Burada unutulmaması gereken husus, rızanın bir veya birkaç belirli ihlal fiiliyle sınırlı olmasıdır. Bir diğer deyişle, kişinin rızasının sürekli olduğunu kabul etmek mümkün değildir. Yukarıda bahsi geçen örnekte olduğu gibi, bir kişinin o an içerisinde fotoğrafının çekilmesine rıza göstermiş olması, o kişinin devamlı suretle takip edilerek her yerde fotoğrafının çekilmesine rıza göstermiş olması anlamına gelmeyecektir. Benzer şekilde, bir kimse özel hayatıyla ilgili bir gazeteciye kısmen bilgi vermiş ve sadece bunların yayımlanmasına müsaade etmişse, burada da kısmi rıza söz konusudur[5]. Burada dikkat edilmesi gereken, verilen rızanın hukuka uygunluk sebebi olabilmesi için, rızanın, kapsamı ve amacı yönünde kullanılması gerekliliğidir.
Rıza ile ilgili bir diğer önemli husus ise, kendisinden vazgeçilemeyen kişisel varlıklara ilişkin olan ve kanunun koyduğu sınırları aşan rızanın, hukuka uygunluk sebebi olarak kabul edilemeyeceğidir. Örneğin, şeref ve haysiyet, başkasına devredilemeyen, kendisinden vazgeçilemeyen bir kişisel varlıktır. Bu nedenle, şeref ve haysiyete yönelik ihlale rıza gösterilmesi mümkün değildir[6]. Aynı şekilde, bir kimsenin, özel hayatına giren bazı olayların açıklanmasına rıza göstermesi mümkün olmakla birlikte, bu rızanın, TMK’nin 23. maddesi uyarınca, hukuka veya ahlaka aykırı olmaması gerekmektedir[7]. Kişilik hakları kapsamında yer alan özgürlüklerin ihlal edilmesi, sadece başkalarının haksız fiillerinden değil, kişinin bunlara müdahale edilmesine rıza göstermesi halinde de gündeme gelebilecektir[8]. Bu anlamda, TMK’nin 24. maddesinde yer alan düzenleme, kişilik haklarına hukuka aykırı olarak yapılan saldırılara karşı koruma öngörmüştür.
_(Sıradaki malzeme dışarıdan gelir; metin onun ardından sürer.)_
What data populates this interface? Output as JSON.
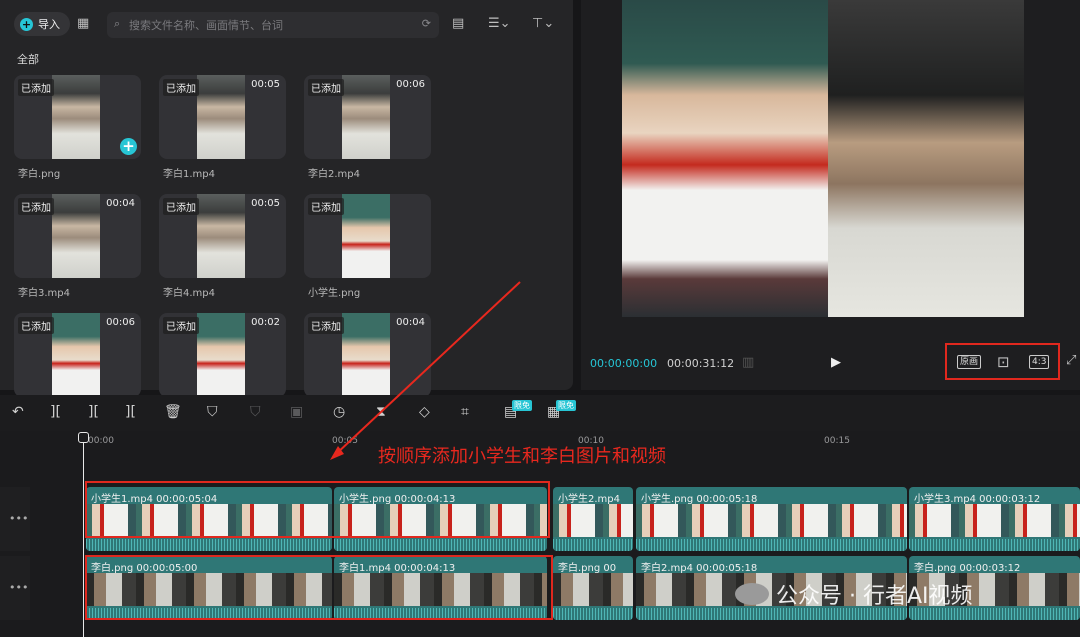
{
  "media_panel": {
    "import_label": "导入",
    "search_placeholder": "搜索文件名称、画面情节、台词",
    "section_label": "全部",
    "items": [
      {
        "badge": "已添加",
        "duration": "",
        "caption": "李白.png",
        "thumb": "li"
      },
      {
        "badge": "已添加",
        "duration": "00:05",
        "caption": "李白1.mp4",
        "thumb": "li"
      },
      {
        "badge": "已添加",
        "duration": "00:06",
        "caption": "李白2.mp4",
        "thumb": "li"
      },
      {
        "badge": "已添加",
        "duration": "00:04",
        "caption": "李白3.mp4",
        "thumb": "li"
      },
      {
        "badge": "已添加",
        "duration": "00:05",
        "caption": "李白4.mp4",
        "thumb": "li"
      },
      {
        "badge": "已添加",
        "duration": "",
        "caption": "小学生.png",
        "thumb": "gi"
      },
      {
        "badge": "已添加",
        "duration": "00:06",
        "caption": "",
        "thumb": "gi"
      },
      {
        "badge": "已添加",
        "duration": "00:02",
        "caption": "",
        "thumb": "gi"
      },
      {
        "badge": "已添加",
        "duration": "00:04",
        "caption": "",
        "thumb": "gi"
      }
    ]
  },
  "preview": {
    "current_time": "00:00:00:00",
    "total_time": "00:00:31:12",
    "btn_original": "原画",
    "btn_ratio": "4:3"
  },
  "toolbar": {
    "free_badge_1": "限免",
    "free_badge_2": "限免"
  },
  "timeline": {
    "ruler": [
      "00:00",
      "00:05",
      "00:10",
      "00:15"
    ],
    "annotation": "按顺序添加小学生和李白图片和视频",
    "track1": [
      {
        "label": "小学生1.mp4  00:00:05:04"
      },
      {
        "label": "小学生.png  00:00:04:13"
      },
      {
        "label": "小学生2.mp4"
      },
      {
        "label": "小学生.png  00:00:05:18"
      },
      {
        "label": "小学生3.mp4  00:00:03:12"
      }
    ],
    "track2": [
      {
        "label": "李白.png  00:00:05:00"
      },
      {
        "label": "李白1.mp4  00:00:04:13"
      },
      {
        "label": "李白.png  00"
      },
      {
        "label": "李白2.mp4  00:00:05:18"
      },
      {
        "label": "李白.png  00:00:03:12"
      }
    ]
  },
  "watermark": "公众号 · 行者AI视频",
  "colors": {
    "accent": "#26c6d6",
    "clip": "#2f7776",
    "annotation": "#e8281e"
  }
}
Aynı Kanunun 23. maddesinin 2. fıkrasında ise, “Kimse özgürlüklerinden vazgeçemez veya onları hukuka ya da ahlâka aykırı olarak sınırlayamaz” düzenlemesi ile hak sahibinin rızasına dayanan ihlallere karşı koruma öngörülmüştür.
Berna Berfin KAYA
[1] Eren, Fikret, Borçlar Hukuku Genel Hükümler, 21. Baskı, Ankara 2017, s. 828; Kılıçoğlu, Ahmet M., Şeref Haysiyet ve Özel Yaşama Basın Yoluyla Saldırılardan Hukuksal Sorumluluk, 5. Baskı, Ankara 2016, s. 294.
[2] Kılıçoğlu, Hukuksal Sorumluluk, s. 296.
[3] Acabey, Mehmet Beşir, “Basın Özgürlüğü ve Bu Özgürlüğün Bir Sınırı Olarak Kişilik Hakkı”, Journal of Yaşar University, Cilt: 8, Sayı: Özel, s. 1-54, İzmir 2013, s. 41; Bilen, Selim, “Basın Yoluyla Kişilik Hakkının İhlali”, Yüksek Lisans Tezi, İstanbul Maltepe Üniversitesi Sosyal Bilimler Enstitüsü, İstanbul 2018, s. 71.
[4] Eren, s. 828; Bilen, s. 72; Kılıçoğlu, Hukuksal Sorumluluk, s. 296.
[5] Bilen, s. 72; Eren, s. 828.
[6] Eren, s. 828; Kılıçoğlu, Hukuksal Sorumluluk, s. 300.
[7] Bilen, s. 72; Kılıçoğlu, Hukuksal Sorumluluk, s. 300.
[8] Kılıçoğlu, Ahmet M., Medeni Hukuk, Tıpkı Ek 3. Baskı, Ankara 2016, s. 317.